Lifespan extension through canonical xbp-1s signaling is not dependent on mpk-1/pmk-1 and is distinct from hTMEM2. A) Lifespans were measured in Wildtype (N2) and rab-3p::xbp-1s animals on EV, jnk-1, mpk-1, or pmk-1 RNAi from hatch. Data is representative of three independent trials. B) Lifespans were measured in Wildtype (N2) and rab-3p::xbp-1s animals grown on dead EV RNAi from hatch as per 5D. Data is representative of two independent trials.

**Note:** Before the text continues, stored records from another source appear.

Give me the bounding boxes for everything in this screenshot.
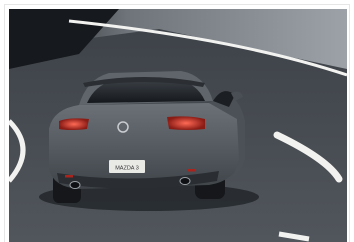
taillight-right: [167, 116, 205, 130]
image-frame: MAZDA 3: [0, 0, 354, 242]
reflector-right: [187, 169, 195, 172]
exhaust-left: [69, 181, 81, 189]
car-photo: MAZDA 3: [9, 9, 347, 242]
taillight-left: [59, 118, 89, 130]
exhaust-right: [179, 177, 191, 185]
photo-canvas: MAZDA 3: [9, 9, 347, 242]
license-plate-text: MAZDA 3: [115, 166, 139, 172]
reflector-left: [65, 175, 73, 178]
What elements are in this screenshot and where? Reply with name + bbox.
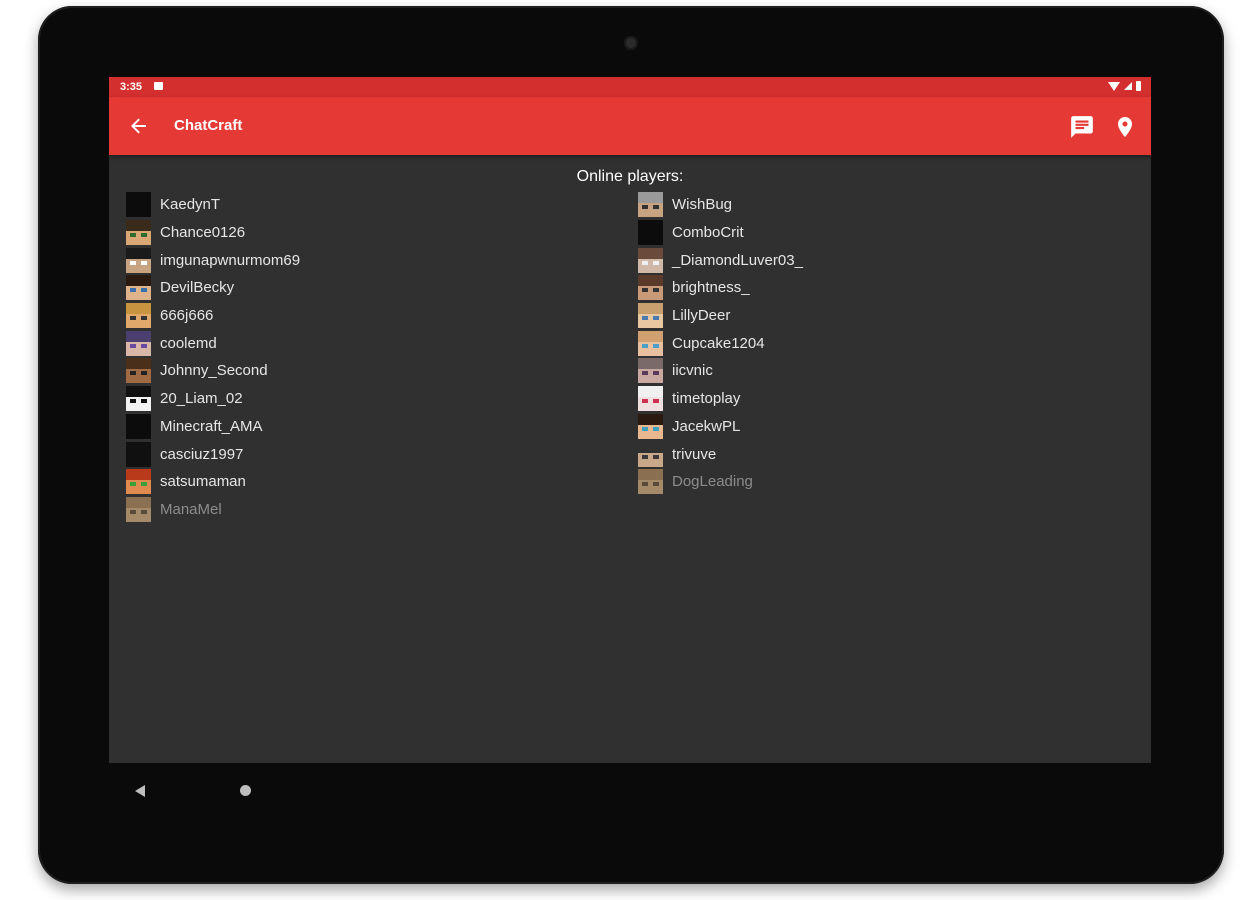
player-row[interactable]: DogLeading (638, 468, 803, 496)
message-notification-icon (154, 82, 163, 90)
player-avatar (638, 358, 663, 384)
player-name: DevilBecky (160, 279, 235, 297)
player-avatar (638, 192, 663, 218)
player-row[interactable]: timetoplay (638, 385, 803, 413)
app-title: ChatCraft (174, 117, 243, 134)
player-row[interactable]: DevilBecky (126, 274, 300, 302)
location-pin-icon[interactable] (1113, 114, 1137, 140)
player-name: iicvnic (672, 362, 713, 380)
player-name: satsumaman (160, 473, 246, 491)
player-name: imgunapwnurmom69 (160, 251, 301, 269)
player-name: WishBug (672, 196, 733, 214)
player-avatar (126, 247, 151, 273)
player-row[interactable]: Minecraft_AMA (126, 413, 300, 441)
player-column-left: KaedynT Chance0126 imgunapwnurmom69 DevilBe… (126, 191, 300, 523)
player-name: JacekwPL (672, 417, 741, 435)
player-row[interactable]: trivuve (638, 440, 803, 468)
player-name: brightness_ (672, 279, 750, 297)
status-bar: 3:35 (109, 77, 1151, 97)
player-avatar (126, 469, 151, 495)
player-name: Johnny_Second (160, 362, 268, 380)
player-row[interactable]: Cupcake1204 (638, 329, 803, 357)
player-row[interactable]: JacekwPL (638, 413, 803, 441)
player-name: 20_Liam_02 (160, 390, 243, 408)
arrow-back-icon[interactable] (127, 114, 151, 138)
online-players-panel: Online players: KaedynT Chance0126 imgunap… (109, 155, 1151, 763)
player-row[interactable]: KaedynT (126, 191, 300, 219)
online-players-heading: Online players: (576, 168, 684, 185)
cell-signal-icon (1124, 82, 1132, 90)
status-icons (1108, 81, 1141, 91)
player-name: Minecraft_AMA (160, 417, 263, 435)
player-name: KaedynT (160, 196, 221, 214)
player-row[interactable]: 666j666 (126, 302, 300, 330)
player-row[interactable]: brightness_ (638, 274, 803, 302)
system-nav-bar (109, 763, 409, 803)
player-name: coolemd (160, 334, 217, 352)
player-avatar (126, 386, 151, 412)
player-row[interactable]: imgunapwnurmom69 (126, 246, 300, 274)
player-avatar (126, 192, 151, 218)
player-row[interactable]: LillyDeer (638, 302, 803, 330)
nav-back-icon[interactable] (135, 785, 145, 797)
player-row[interactable]: Chance0126 (126, 219, 300, 247)
player-avatar (126, 441, 151, 467)
player-row[interactable]: Johnny_Second (126, 357, 300, 385)
status-time: 3:35 (120, 81, 143, 93)
player-row[interactable]: iicvnic (638, 357, 803, 385)
player-row[interactable]: ManaMel (126, 496, 300, 524)
tablet-frame: 3:35 ChatCraft Online players: KaedynT C… (38, 6, 1224, 884)
player-avatar (638, 303, 663, 329)
player-avatar (638, 386, 663, 412)
player-avatar (126, 330, 151, 356)
player-avatar (638, 247, 663, 273)
player-row[interactable]: coolemd (126, 329, 300, 357)
player-avatar (126, 303, 151, 329)
player-avatar (126, 275, 151, 301)
player-name: ManaMel (160, 500, 222, 518)
player-name: DogLeading (672, 473, 753, 491)
front-camera (624, 36, 638, 50)
player-row[interactable]: _DiamondLuver03_ (638, 246, 803, 274)
player-row[interactable]: WishBug (638, 191, 803, 219)
player-name: timetoplay (672, 390, 741, 408)
player-name: casciuz1997 (160, 445, 244, 463)
player-avatar (638, 220, 663, 246)
player-name: trivuve (672, 445, 717, 463)
player-name: ComboCrit (672, 224, 744, 242)
player-name: 666j666 (160, 307, 214, 325)
player-row[interactable]: casciuz1997 (126, 440, 300, 468)
player-avatar (638, 330, 663, 356)
player-avatar (638, 275, 663, 301)
player-avatar (638, 413, 663, 439)
chat-bubble-icon[interactable] (1069, 114, 1095, 140)
player-avatar (126, 413, 151, 439)
player-row[interactable]: 20_Liam_02 (126, 385, 300, 413)
screen: 3:35 ChatCraft Online players: KaedynT C… (109, 77, 1151, 763)
player-avatar (126, 220, 151, 246)
player-avatar (126, 358, 151, 384)
player-row[interactable]: ComboCrit (638, 219, 803, 247)
player-name: LillyDeer (672, 307, 731, 325)
player-avatar (638, 441, 663, 467)
app-bar: ChatCraft (109, 97, 1151, 155)
player-row[interactable]: satsumaman (126, 468, 300, 496)
wifi-icon (1108, 81, 1120, 91)
player-avatar (638, 469, 663, 495)
player-name: _DiamondLuver03_ (672, 251, 803, 269)
nav-home-icon[interactable] (240, 785, 251, 796)
battery-icon (1136, 81, 1141, 91)
player-avatar (126, 496, 151, 522)
player-name: Cupcake1204 (672, 334, 765, 352)
player-name: Chance0126 (160, 224, 246, 242)
player-column-right: WishBug ComboCrit _DiamondLuver03_ brightne… (638, 191, 803, 496)
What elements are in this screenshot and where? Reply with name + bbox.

C-D) Lifespans were measured in Wildtype (N2), sur-5p::hTMEM2, rab-3p::xbp-1s, and sur-5p::hTMEM2/rab-3p::xbp-1s animals in the absence (C) and presence (D) of FUDR. Animals were grown on EV RNAi from hatch, and the assay was either performed on standard EV plates (C) or moved to FUDR containing plates at L4 for (D) - see STAR Methods for details. E) Graphical representation of the key insight generated by this work. In human fibroblasts, TMEM2 breaks down HMW-HA into LMW-HA within the ECM. Through interaction with CD44, LMW-HA influences ERK/mpk1- and p38/pmk-1-mediated MAPK-signaling. This in turn alters ER stress resistance and pathogen resistance in human fibroblasts. In C. elegans, TMEM2-mediated changes to glycosaminoglycan (GAG) metabolism cause a shift in MAPK signaling. This in turn alters the response to ER stress and with it, changes pathogen resistance and the lifespan of the animals.